Saying goodbye to the area, I climbed the slope behind and then walked an uphill route towards the ridge between East and West Lomond. I then carried on towards East Lomond, but instead of reaching the hill, turned left and made my way through woodland paths to reach The temple of decision, which bears the inscription ‘Perspective is the temple of decision’. This had been built for Falkland Estate back in 1849, now in ruins, and yet still serves a wonderful view across the landscape to Falkland and beyond.

I then walked to the Tyndall Bruce monument, another feature on the Lomond Hills. From here, having been struck with the synchronicity of walking my route from a different perspective, and then seeing this reflected back at me via the inscription at the temple; I decided to walk down directly behind the Tyndall Bruce monument and onto new paths I’ve never used before. The last part of my walk was truly magical, following unseen paths and finding interesting places to sit, with the sunshine piercing through the trees down on me, before reuniting with familiar ground later on.
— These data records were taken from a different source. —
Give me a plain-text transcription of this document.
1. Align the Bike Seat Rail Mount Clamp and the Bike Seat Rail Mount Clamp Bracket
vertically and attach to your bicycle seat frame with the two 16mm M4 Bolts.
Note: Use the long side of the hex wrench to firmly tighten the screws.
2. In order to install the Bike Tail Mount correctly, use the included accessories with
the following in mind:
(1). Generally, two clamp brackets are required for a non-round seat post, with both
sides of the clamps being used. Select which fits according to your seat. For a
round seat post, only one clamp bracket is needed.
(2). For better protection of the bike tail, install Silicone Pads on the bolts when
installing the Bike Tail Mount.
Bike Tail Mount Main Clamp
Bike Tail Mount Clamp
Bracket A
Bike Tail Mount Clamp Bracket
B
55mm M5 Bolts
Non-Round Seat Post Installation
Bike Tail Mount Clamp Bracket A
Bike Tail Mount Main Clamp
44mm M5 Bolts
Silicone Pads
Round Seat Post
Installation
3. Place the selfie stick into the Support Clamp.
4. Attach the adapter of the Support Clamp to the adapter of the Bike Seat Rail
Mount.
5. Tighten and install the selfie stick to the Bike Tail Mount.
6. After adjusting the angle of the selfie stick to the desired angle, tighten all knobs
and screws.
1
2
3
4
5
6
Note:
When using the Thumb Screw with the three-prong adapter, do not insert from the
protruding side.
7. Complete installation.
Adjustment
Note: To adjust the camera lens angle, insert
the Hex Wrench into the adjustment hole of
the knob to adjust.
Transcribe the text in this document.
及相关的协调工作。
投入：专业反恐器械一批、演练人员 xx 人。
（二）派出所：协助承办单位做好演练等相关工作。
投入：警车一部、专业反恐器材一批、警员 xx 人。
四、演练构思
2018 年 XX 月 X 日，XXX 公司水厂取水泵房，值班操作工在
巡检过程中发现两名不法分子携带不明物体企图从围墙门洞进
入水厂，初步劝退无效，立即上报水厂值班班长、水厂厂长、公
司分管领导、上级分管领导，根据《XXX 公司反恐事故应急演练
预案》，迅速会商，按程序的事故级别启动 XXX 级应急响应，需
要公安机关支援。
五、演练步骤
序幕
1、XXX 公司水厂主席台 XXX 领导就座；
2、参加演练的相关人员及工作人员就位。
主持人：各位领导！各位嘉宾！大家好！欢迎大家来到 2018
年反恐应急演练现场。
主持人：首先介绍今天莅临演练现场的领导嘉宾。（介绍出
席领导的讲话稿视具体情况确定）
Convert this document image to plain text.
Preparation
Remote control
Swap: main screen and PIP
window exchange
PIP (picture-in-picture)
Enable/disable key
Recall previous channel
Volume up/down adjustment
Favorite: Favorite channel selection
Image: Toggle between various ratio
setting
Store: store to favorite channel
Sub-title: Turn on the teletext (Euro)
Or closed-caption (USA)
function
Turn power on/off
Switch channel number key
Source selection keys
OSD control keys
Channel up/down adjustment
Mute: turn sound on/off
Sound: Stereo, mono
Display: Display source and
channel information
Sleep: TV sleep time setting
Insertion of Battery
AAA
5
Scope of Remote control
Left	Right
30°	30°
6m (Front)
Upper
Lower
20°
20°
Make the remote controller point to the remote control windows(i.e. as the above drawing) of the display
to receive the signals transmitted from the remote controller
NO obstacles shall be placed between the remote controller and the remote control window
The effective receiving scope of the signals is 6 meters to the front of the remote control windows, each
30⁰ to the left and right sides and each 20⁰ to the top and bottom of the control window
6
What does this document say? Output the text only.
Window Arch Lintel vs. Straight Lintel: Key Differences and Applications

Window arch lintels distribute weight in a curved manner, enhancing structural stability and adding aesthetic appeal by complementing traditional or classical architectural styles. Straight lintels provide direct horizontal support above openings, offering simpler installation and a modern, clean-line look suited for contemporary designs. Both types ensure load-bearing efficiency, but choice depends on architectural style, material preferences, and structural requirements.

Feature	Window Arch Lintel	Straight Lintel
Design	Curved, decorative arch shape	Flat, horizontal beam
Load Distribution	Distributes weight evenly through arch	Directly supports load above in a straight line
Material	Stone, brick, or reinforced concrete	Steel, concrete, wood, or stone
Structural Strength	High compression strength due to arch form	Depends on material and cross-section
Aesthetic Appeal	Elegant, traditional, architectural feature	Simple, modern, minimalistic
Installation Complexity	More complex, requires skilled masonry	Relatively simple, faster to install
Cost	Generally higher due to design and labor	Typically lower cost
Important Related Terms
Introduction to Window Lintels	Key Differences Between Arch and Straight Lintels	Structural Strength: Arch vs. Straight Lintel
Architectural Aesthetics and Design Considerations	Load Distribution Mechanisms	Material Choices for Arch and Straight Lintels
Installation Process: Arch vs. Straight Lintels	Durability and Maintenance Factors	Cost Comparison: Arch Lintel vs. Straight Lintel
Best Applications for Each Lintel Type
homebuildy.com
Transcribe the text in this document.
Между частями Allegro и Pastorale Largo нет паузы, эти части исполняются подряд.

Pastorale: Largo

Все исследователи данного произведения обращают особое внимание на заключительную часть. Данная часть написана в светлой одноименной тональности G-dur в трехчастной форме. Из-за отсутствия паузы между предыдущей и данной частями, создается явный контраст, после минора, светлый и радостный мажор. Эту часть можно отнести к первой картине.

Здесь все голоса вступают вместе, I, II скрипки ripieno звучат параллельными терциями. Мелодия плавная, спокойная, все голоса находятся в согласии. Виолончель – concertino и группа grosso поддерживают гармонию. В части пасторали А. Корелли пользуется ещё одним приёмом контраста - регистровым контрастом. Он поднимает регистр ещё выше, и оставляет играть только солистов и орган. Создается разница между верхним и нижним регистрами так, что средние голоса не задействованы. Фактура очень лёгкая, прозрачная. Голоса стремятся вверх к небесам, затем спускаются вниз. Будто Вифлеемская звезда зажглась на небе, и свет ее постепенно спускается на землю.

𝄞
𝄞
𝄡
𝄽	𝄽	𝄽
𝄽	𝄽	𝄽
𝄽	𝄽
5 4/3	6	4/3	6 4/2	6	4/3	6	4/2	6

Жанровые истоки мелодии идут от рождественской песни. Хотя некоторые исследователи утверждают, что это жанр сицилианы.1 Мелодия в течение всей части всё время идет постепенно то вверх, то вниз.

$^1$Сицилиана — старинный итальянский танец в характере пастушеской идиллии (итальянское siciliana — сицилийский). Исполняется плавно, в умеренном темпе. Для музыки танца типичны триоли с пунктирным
The walk made me wonder how many of us just tread our paths in the same way, following marked routes, without seeing the other paths nearby.  The ones that are more hidden can be just as rich in scenery and even more enticing. I certainly had an adventure, and discovered way more than I had set out to, which for me, is the beauty and wonder of living in such an amazing country. I shall return, and always with a view to walk from a different perspective!